No lugar dele, surge um substituto, um carneiro preso pelos chifres em um arbusto (Gênesis 22:13).


E é aqui que se revela uma chave essencial: o que deve ser colocado no altar não é o filho de carne e osso, mas aquilo que projetamos sobre ele. O “filho ideal”, construído a partir de expectativas, medos e condicionamentos, é o verdadeiro sacrifício exigido.


O problema é que muitos invertem essa ordem. Preservam a idealização e ferem a realidade. Tentam ajustar o filho à imagem que criaram, como se a vida dele devesse caber em um roteiro pré-estabelecido. Nessa tentativa, não percebem que estão violando aquilo que deveriam preservar.


Insistir em sacrificar quem o outro é para que se torne aquilo que gostaríamos que fosse não é um ato de fé. É uma forma de violência legitimada por linguagem religiosa. Não há virtude em impor um destino. Não há devoção em negar a existência concreta do outro.


A verdadeira espiritualidade exige outro tipo de coragem. A coragem de abrir mão daquilo que idealizamos. A coragem de reconhecer que nossos filhos não nos pertencem como extensões dos nossos desejos. A coragem de desamarrar, antes que seja tarde, aquilo que nós mesmos colocamos sobre o altar.

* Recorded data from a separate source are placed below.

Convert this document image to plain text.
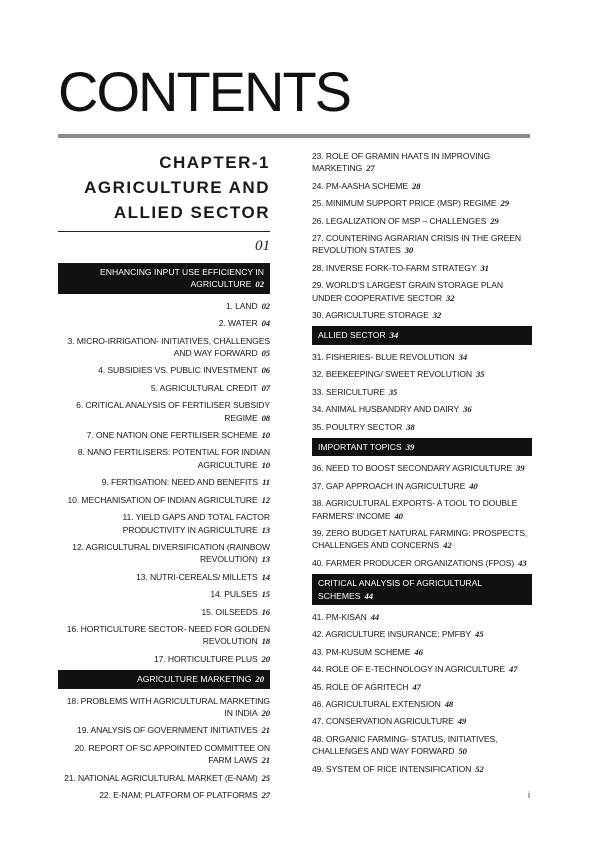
CONTENTS
CHAPTER-1
AGRICULTURE AND
ALLIED SECTOR
01
ENHANCING INPUT USE EFFICIENCY IN AGRICULTURE 02
1. LAND 02
2. WATER 04
3. MICRO-IRRIGATION- INITIATIVES, CHALLENGES AND WAY FORWARD 05
4. SUBSIDIES VS. PUBLIC INVESTMENT 06
5. AGRICULTURAL CREDIT 07
6. CRITICAL ANALYSIS OF FERTILISER SUBSIDY REGIME 08
7. ONE NATION ONE FERTILISER SCHEME 10
8. NANO FERTILISERS: POTENTIAL FOR INDIAN AGRICULTURE 10
9. FERTIGATION: NEED AND BENEFITS 11
10. MECHANISATION OF INDIAN AGRICULTURE 12
11. YIELD GAPS AND TOTAL FACTOR PRODUCTIVITY IN AGRICULTURE 13
12. AGRICULTURAL DIVERSIFICATION (RAINBOW REVOLUTION) 13
13. NUTRI-CEREALS/ MILLETS 14
14. PULSES 15
15. OILSEEDS 16
16. HORTICULTURE SECTOR- NEED FOR GOLDEN REVOLUTION 18
17. HORTICULTURE PLUS 20
AGRICULTURE MARKETING 20
18. PROBLEMS WITH AGRICULTURAL MARKETING IN INDIA 20
19. ANALYSIS OF GOVERNMENT INITIATIVES 21
20. REPORT OF SC APPOINTED COMMITTEE ON FARM LAWS 21
21. NATIONAL AGRICULTURAL MARKET (E-NAM) 25
22. E-NAM: PLATFORM OF PLATFORMS 27
23. ROLE OF GRAMIN HAATS IN IMPROVING MARKETING 27
24. PM-AASHA SCHEME 28
25. MINIMUM SUPPORT PRICE (MSP) REGIME 29
26. LEGALIZATION OF MSP – CHALLENGES 29
27. COUNTERING AGRARIAN CRISIS IN THE GREEN REVOLUTION STATES 30
28. INVERSE FORK-TO-FARM STRATEGY 31
29. WORLD'S LARGEST GRAIN STORAGE PLAN UNDER COOPERATIVE SECTOR 32
30. AGRICULTURE STORAGE 32
ALLIED SECTOR 34
31. FISHERIES- BLUE REVOLUTION 34
32. BEEKEEPING/ SWEET REVOLUTION 35
33. SERICULTURE 35
34. ANIMAL HUSBANDRY AND DAIRY 36
35. POULTRY SECTOR 38
IMPORTANT TOPICS 39
36. NEED TO BOOST SECONDARY AGRICULTURE 39
37. GAP APPROACH IN AGRICULTURE 40
38. AGRICULTURAL EXPORTS- A TOOL TO DOUBLE FARMERS' INCOME 40
39. ZERO BUDGET NATURAL FARMING: PROSPECTS, CHALLENGES AND CONCERNS 42
40. FARMER PRODUCER ORGANIZATIONS (FPOS) 43
CRITICAL ANALYSIS OF AGRICULTURAL SCHEMES 44
41. PM-KISAN 44
42. AGRICULTURE INSURANCE: PMFBY 45
43. PM-KUSUM SCHEME 46
44. ROLE OF E-TECHNOLOGY IN AGRICULTURE 47
45. ROLE OF AGRITECH 47
46. AGRICULTURAL EXTENSION 48
47. CONSERVATION AGRICULTURE 49
48. ORGANIC FARMING- STATUS, INITIATIVES, CHALLENGES AND WAY FORWARD 50
49. SYSTEM OF RICE INTENSIFICATION 52
i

Nessa semana em que se recorda a paixão de Cristo, contemplamos o Cordeiro de Deus que se entrega em amor. Em Jesus Cristo, não vemos a exigência de sacrifícios alheios, mas a autoentrega que poupa outros de serem esmagados por sistemas de culpa e negação (Isaías 53:4-5).


Cristo é a encarnação do Filho Ideal — aquele que ouve do Pai: “Este é o meu Filho amado, em quem me comprazo” (Mateus 3:17; Mateus 17:5). Sua entrega sacrificial nos desobriga de corresponder às expectativas socialmente impostas (Gálatas 1:10; Colossenses 2:20-23). Em Cristo, somos libertos para sermos verdadeiramente livres e autênticos (João 8:36; Gálatas 5:1).

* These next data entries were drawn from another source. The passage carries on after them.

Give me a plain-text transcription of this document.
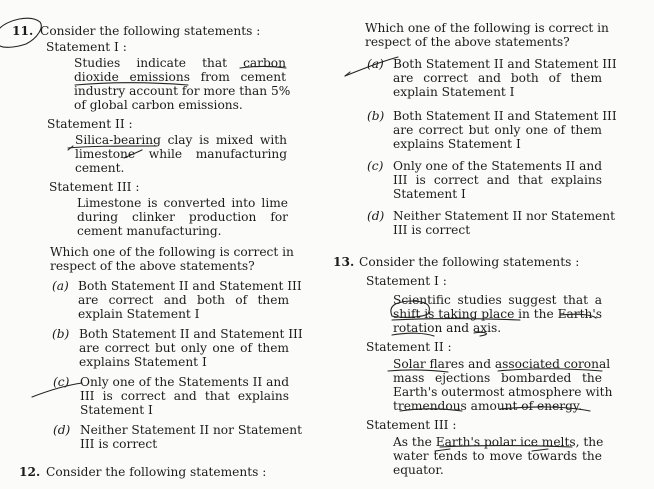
11. Consider the following statements :
Statement I :
Studies indicate that carbon
dioxide emissions from cement
industry account for more than 5%
of global carbon emissions.
Statement II :
Silica-bearing clay is mixed with
limestone while manufacturing
cement.
Statement III :
Limestone is converted into lime
during clinker production for
cement manufacturing.
Which one of the following is correct in
respect of the above statements?
(a) Both Statement II and Statement III
are correct and both of them
explain Statement I
(b) Both Statement II and Statement III
are correct but only one of them
explains Statement I
(c) Only one of the Statements II and
III is correct and that explains
Statement I
(d) Neither Statement II nor Statement
III is correct
12. Consider the following statements :
Which one of the following is correct in
respect of the above statements?
(a) Both Statement II and Statement III
are correct and both of them
explain Statement I
(b) Both Statement II and Statement III
are correct but only one of them
explains Statement I
(c) Only one of the Statements II and
III is correct and that explains
Statement I
(d) Neither Statement II nor Statement
III is correct
13. Consider the following statements :
Statement I :
Scientific studies suggest that a
shift is taking place in the Earth's
rotation and axis.
Statement II :
Solar flares and associated coronal
mass ejections bombarded the
Earth's outermost atmosphere with
tremendous amount of energy.
Statement III :
As the Earth's polar ice melts, the
water tends to move towards the
equator.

“Aquele que não poupou o seu próprio Filho, antes, por todos nós o entregou, porventura não nos dará graciosamente com ele todas as coisas?” (Romanos 8:32).


Ele não poupou o seu próprio Filho, o único que alcançou o ideal de perfeição para que poupemos os nossos.


Deus não nos deu filhos para serem oferecidos em sacrifício no altar de nossas projeções. Deu-nos filhos para serem amados, conhecidos e acompanhados em sua singularidade. O papel de quem ama não é conduzir ao altar da negação, mas caminhar ao lado na descoberta de quem se é.


Quando o “filho ideal” finalmente é entregue, algo se revela com clareza. O filho real aparece. Não como uma decepção, mas como uma verdade que sempre esteve ali, aguardando ser vista. E só então o amor deixa de ser condicionado para se tornar presença.


O filho real, com sua identidade, sua verdade e sua complexidade, não deve ser imolado. Deve ser acolhido. Deve descer o monte de mãos dadas com quem aprendeu, ainda que tardiamente, que amar é renunciar ao controle.


A fé que preserva é aquela que nos transforma antes de tentar transformar o outro. É aquela que nos ensina a soltar, para finalmente poder abraçar.


Em vez de enxergar no outro (alter, em latim) o sacrifício a ser oferecido, que tal enxergar nele o altar onde sacrificamos nossas projeções?


O alter não é objeto da nossa vontade, mas espaço da nossa conversão. Não é matéria a ser moldada, mas mistério a ser acolhido.


O alter é altar! Nosso ego é o sacrifício!